用 165 美元训出跨 25 个物种的 mRNA 模型,这事真正打到的是生物 AI 的成本线
OpenMed 把 mRNA 优化这件事从“高门槛生物工程”往“可复用的开源流水线”推了一步。更值得注意的不是单个指标,而是他们证明了跨物种、低成本、可复现实验这三件事可以同时成立。
来源参考: Hugging Face
很多人一提生物 AI,脑子里先跳出来的还是 AlphaFold 那种“超级模型 + 超大算力 + 超长周期”的叙事。但 OpenMed 这篇更有意思,因为它讲的不是神话,而是一条真的能被小团队跑起来的生物模型流水线。
它们做的事情,简单说有三步:先预测蛋白质结构,再设计可能折叠成目标结构的氨基酸序列,最后把这些蛋白序列翻成适合特定物种表达的 mRNA/DNA codon 序列。前两步很多人熟,分别接 ESMFold 和 ProteinMPNN。真正花力气的,是第三步——codon optimization(密码子优化)。

这一步为什么重要?因为同一条蛋白质,可以由天文数量级的不同 DNA/mRNA 序列来编码。蛋白本身一样,不代表表达效率一样。不同密码子的选择,会影响翻译速度、mRNA 稳定性、折叠过程,甚至免疫识别。说得更直白一点:序列写对了,药能做出来;写错了,可能表达量直接差两个数量级。

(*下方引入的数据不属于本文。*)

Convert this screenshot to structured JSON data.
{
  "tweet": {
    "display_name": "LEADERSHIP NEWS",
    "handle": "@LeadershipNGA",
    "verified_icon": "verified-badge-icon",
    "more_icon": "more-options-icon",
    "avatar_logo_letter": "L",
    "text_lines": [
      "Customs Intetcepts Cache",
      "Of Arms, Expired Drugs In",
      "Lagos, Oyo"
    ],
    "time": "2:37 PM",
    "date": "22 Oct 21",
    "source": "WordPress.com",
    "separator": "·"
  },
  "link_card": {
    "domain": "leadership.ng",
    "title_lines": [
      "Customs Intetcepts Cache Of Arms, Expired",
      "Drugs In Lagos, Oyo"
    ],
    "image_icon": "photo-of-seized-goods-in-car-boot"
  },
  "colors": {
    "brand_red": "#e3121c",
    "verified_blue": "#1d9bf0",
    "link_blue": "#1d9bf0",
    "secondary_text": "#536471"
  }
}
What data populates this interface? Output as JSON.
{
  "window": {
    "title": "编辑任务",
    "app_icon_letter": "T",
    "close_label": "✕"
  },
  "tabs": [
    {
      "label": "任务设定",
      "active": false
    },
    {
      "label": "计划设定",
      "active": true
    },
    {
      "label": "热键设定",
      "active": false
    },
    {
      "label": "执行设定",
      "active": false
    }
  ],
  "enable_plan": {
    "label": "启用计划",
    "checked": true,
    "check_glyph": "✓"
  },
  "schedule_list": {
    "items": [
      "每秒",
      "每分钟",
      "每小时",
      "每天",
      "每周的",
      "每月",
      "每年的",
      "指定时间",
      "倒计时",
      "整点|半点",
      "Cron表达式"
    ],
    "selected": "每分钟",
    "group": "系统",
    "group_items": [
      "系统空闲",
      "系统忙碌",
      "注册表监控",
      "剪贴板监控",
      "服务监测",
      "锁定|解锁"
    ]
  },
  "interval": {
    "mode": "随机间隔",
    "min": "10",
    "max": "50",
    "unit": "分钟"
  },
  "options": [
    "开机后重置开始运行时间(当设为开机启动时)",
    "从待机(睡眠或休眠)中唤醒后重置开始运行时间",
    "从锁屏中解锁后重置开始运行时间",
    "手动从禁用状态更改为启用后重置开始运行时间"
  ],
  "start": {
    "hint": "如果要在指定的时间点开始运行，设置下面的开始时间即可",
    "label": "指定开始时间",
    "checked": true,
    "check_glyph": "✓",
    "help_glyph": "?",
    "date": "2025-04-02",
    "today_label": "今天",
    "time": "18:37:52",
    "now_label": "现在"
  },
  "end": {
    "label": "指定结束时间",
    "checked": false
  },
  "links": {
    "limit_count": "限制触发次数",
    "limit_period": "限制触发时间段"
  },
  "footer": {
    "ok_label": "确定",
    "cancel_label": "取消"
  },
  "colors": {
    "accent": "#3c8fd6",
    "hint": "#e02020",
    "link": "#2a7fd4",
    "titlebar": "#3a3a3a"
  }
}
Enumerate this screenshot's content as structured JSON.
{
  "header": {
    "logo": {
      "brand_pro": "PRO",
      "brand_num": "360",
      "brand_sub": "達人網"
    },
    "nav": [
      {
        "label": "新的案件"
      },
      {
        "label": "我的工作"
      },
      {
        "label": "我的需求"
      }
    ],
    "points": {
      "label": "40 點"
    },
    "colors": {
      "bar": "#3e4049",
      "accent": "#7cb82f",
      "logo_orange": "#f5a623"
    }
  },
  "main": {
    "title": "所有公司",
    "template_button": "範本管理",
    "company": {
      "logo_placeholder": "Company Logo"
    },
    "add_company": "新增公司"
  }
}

传统做法靠的是频率表,比如看宿主细胞最偏爱哪些密码子,然后尽量往那个方向替换。这种办法不算错,但很粗糙,因为它默认每个位置都是独立决策,几乎不理解上下文。OpenMed 这次的意思很明确:不要再把密码子优化当静态表查询问题,而要把它当成一个序列建模问题。也就是让模型去学“生物系统真正偏好什么样的上下文组合”。
他们最后跑出来的最好版本,是一个叫 CodonRoBERTa-large-v2 的模型。最扎眼的结果不是参数多大,而是几个很现实的数字:在单物种实验里,perplexity 做到 4.10,CAI Spearman 相关性 0.404;然后再往上扩,把数据扩展到 25 个物种、38 万多条编码序列,训练出 4 个生产级模型,总成本只用了 55 个 GPU 小时,折算下来大约 165 美元。
这个数字很重要,因为它把一件原本容易被讲成“只有大药厂和顶级实验室才能玩”的事,拉回到了更接近开源工程的语境里。不是说 165 美元就能做出新药,而是说生物序列层的基础模型实验,正在从资本密集型问题,变成方法论和数据工程问题。 这两个世界的门槛完全不一样。

我觉得这篇里最有价值的判断,不是“RoBERTa 打赢了 ModernBERT”,虽然这个结论也挺有意思。真正值得记住的是另一点:在生物序列建模里,NLP 世界里最新、最潮的架构,不一定天然更好。 OpenMed 发现 ModernBERT 明显不如 RoBERTa,原因很可能就是 NLP 预训练里学到的偏置,反而妨碍了它理解 codon 这种完全不同的统计结构。换句话说,生物不是自然语言的一个小分支,硬把 NLP 经验平移过来,常常会踩坑。
他们还有一个很实用的发现:同样的模型架构,光靠调学习率和 warmup,就能让“模型指标看起来不错”和“模型真的更符合生物规律”之间拉开巨大差距。v1 和 v2 的 perplexity 差别不大,但生物相关性直接从 0.025 拉到 0.404。这其实也在提醒所有做 AI for Science 的团队:loss 不是全部,领域指标才决定你的模型到底有没有用。
从产业角度看,这件事的价值不只是论文式结果,而是它把一条更完整的开源生物 AI 路径拼出来了:结构预测、序列设计、密码子优化,再到跨物种条件建模。今天它离真正的湿实验闭环和药物开发还远,但它已经足够说明一个趋势——未来生物 AI 的竞争,不只是谁有更大的 foundation model,也是谁能把工具链、数据清洗、评测指标和下游工作流真正串起来。
当然,不确定性也很明显。首先,这类模型现在更多还是在“生物合理性”层面逼近,而不是在真实实验表达量、免疫反应和体内表现上完成闭环验证。其次,跨 25 个物种很有吸引力,但不同宿主系统里的表达机制、调控逻辑和工程约束远比单个序列复杂。再往前走,真正决定这类系统值不值钱的,不会只是模型 checkpoint,而是它能不能和实验、制造、法规链条接上。
但就算把这些保留意见都算进去,我还是会把这篇看成一个挺明确的信号:开源生物 AI 开始进入“能搭流水线、能谈成本、能讨论生产可用性”的阶段了。 这比再多一个炫技 demo 更值得注意,因为它离现实世界近得多。